L’équipe de la jeune entreprise et celle de l’Office du Tourisme de Versailles se sont à leur tour agités les neurones pour créer le concept de neuro-visite, dont la marque est aujourd’hui déposée. « La démarche était de créer une visite sur-mesure qui puisse permettre aux habitants de Versailles et d’Ile-de-France de redécouvrir le patrimoine versaillais à travers une visite qu’on pourrait véritablement retenir », explique Mathieu Monnet, l’un des responsables du Learning Club. L’accent est donc mis sur la dimension cognitive de la visite plus que sur la découverte touristique pure.

corps_neuro-visite_100707Une visite en trois temps

C’est avec la complicité de Marie-Laure Coppin, guide-conférencière de l’Office du Tourisme de Versailles que l’équipe du Learning Club a imaginé cette visite d’un nouveau genre. Les participants ne sont pas lâchés directement dans la nature : un travail initial d’une vingtaine de minutes vise à les préparer mentalement à la mémorisation de certaines informations : « on va décortiquer le cheminement de la visite, en essayant de retenir les différentes rues par lesquelles on va passer. Ce repérage géographique est nécessaire pour fixer les informations que l’on va donner, aux endroits où on les apprend », précise Mathieu Monnet. L’urbanisme, la dimension judiciaire et commerciale et l’aspect religieux sont les quatre thèmes autour desquels se déroulent les visites.

A chaque étape importante, la guide s’arrête, fournit des explications comme le ferait n’importe quel guide mais donne le temps à ses élèves d’un jour d’assimiler les informations. « Le cœur de notre méthode, c’est la traduction mentale de l’information. En vous indiquant que la place Hoche a été dessinée en 1671, on vous laisse le temps de vous créer une image mentale vous permettant de vous souvenir de l’information et de pouvoir retrouver l’image au moment de la restitution. Cela prend plus de temps mais on est sûrs de fixer l’information », affirme Mathieu Monnet.

corps_neuro-visite2_100707A l’issue de la visite, les participants et l’équipe du Learning Club échangent lors d’une séance de restitution afin de déterminer la façon dont chacun a mémorisé les différents éléments de la visite. Sans oublier que « chacun doit se construire sa propre histoire et être en mesure de la restituer à l’un de ses proches, par exemple ».

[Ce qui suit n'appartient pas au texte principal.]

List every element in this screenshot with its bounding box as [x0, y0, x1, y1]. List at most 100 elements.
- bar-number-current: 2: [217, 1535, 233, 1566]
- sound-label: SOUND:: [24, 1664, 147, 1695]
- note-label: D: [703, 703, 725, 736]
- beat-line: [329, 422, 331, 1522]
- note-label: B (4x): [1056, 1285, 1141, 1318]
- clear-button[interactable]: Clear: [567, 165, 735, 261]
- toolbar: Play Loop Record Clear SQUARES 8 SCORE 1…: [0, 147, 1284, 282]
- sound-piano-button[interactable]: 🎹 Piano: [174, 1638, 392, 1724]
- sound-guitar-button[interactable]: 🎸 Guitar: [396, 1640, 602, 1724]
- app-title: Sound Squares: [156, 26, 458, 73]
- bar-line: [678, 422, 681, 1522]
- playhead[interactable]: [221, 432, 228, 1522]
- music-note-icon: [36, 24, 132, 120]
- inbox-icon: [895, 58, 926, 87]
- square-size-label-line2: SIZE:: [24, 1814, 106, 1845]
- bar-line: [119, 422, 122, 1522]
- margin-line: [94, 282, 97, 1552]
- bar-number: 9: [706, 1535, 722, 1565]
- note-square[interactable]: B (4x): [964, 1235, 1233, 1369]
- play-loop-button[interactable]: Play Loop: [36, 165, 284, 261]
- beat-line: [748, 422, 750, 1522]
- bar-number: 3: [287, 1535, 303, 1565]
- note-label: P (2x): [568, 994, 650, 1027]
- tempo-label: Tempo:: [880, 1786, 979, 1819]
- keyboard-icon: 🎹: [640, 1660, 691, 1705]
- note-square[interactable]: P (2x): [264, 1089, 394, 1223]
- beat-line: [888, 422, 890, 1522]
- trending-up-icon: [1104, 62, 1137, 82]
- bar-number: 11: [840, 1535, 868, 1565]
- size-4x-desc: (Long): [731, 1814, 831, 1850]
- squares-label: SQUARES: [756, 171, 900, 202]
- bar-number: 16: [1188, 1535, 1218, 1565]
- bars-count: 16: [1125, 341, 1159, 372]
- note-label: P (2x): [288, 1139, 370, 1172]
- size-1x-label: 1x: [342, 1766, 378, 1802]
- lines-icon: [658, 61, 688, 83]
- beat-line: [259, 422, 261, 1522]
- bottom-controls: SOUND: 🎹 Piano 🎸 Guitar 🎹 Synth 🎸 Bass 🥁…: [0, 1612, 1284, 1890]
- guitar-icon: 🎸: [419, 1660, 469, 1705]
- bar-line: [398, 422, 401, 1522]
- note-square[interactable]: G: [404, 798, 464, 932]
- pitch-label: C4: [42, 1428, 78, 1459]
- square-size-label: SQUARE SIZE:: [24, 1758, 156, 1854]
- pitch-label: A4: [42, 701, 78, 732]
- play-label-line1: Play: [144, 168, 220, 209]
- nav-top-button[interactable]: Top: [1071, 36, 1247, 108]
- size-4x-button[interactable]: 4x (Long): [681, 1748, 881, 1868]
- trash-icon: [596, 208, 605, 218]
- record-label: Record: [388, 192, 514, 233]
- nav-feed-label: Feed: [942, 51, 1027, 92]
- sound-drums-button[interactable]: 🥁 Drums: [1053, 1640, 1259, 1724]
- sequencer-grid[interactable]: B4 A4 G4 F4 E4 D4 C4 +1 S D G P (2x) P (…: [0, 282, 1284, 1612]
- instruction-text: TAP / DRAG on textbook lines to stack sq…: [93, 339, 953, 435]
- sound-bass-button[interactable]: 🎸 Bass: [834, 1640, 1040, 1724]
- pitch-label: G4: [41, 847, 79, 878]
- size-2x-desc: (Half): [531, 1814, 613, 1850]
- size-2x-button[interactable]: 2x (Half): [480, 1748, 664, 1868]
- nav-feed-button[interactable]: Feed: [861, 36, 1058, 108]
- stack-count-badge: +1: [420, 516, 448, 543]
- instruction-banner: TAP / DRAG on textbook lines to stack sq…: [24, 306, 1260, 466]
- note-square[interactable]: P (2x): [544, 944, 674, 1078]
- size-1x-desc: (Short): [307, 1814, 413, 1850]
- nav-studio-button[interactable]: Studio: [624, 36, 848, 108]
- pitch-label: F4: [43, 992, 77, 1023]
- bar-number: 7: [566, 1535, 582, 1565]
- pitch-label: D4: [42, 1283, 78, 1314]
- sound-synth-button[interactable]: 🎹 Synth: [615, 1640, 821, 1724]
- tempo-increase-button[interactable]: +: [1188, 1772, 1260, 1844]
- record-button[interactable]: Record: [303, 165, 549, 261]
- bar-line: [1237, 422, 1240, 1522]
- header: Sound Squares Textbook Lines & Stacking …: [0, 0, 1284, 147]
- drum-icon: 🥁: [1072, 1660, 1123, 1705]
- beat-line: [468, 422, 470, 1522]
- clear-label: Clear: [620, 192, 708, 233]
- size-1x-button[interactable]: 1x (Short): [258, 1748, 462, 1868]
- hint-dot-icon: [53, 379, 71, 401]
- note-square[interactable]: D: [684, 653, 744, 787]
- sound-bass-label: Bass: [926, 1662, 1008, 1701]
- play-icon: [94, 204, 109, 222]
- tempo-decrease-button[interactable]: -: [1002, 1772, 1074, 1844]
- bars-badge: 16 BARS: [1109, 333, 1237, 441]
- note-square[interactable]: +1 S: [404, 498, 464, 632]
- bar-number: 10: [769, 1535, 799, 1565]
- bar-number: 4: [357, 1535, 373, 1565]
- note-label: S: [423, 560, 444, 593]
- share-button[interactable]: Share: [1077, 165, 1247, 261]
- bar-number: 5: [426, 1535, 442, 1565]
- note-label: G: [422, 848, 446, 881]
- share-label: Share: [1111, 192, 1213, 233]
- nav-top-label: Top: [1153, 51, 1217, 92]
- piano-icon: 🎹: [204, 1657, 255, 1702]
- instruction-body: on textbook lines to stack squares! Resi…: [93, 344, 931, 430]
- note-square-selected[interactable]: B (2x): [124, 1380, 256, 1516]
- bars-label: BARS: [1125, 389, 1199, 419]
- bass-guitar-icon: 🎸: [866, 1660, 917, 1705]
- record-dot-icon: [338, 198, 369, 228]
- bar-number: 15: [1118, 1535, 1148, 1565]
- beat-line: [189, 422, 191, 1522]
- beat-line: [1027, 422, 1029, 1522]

Et les curieux se pressent : lors des premières visites ayant eu lieu en juin, « la moitié était composée de Versaillais, mais il y a également eu des touristes chinois et espagnols », annonce fièrement Mathieu Monnet. L’aura internationale de Versailles n’est sans doute pas étrangère à cet étonnant succès.

Limitées à 20 personnes, les neuro-visites sont aujourd’hui gratuites, mais le Learning Club n’exclut pas de les rendre payantes tout en étendant son offre à des musées, expositions… Et « on s’associera à chaque fois aux professionnels qui ont le savoir-faire sur le sujet », note Mathieu Monnet. Car le Learning Club ne prétend pas détenir le savoir mais sait par contre comment l’entretenir et le faire retenir.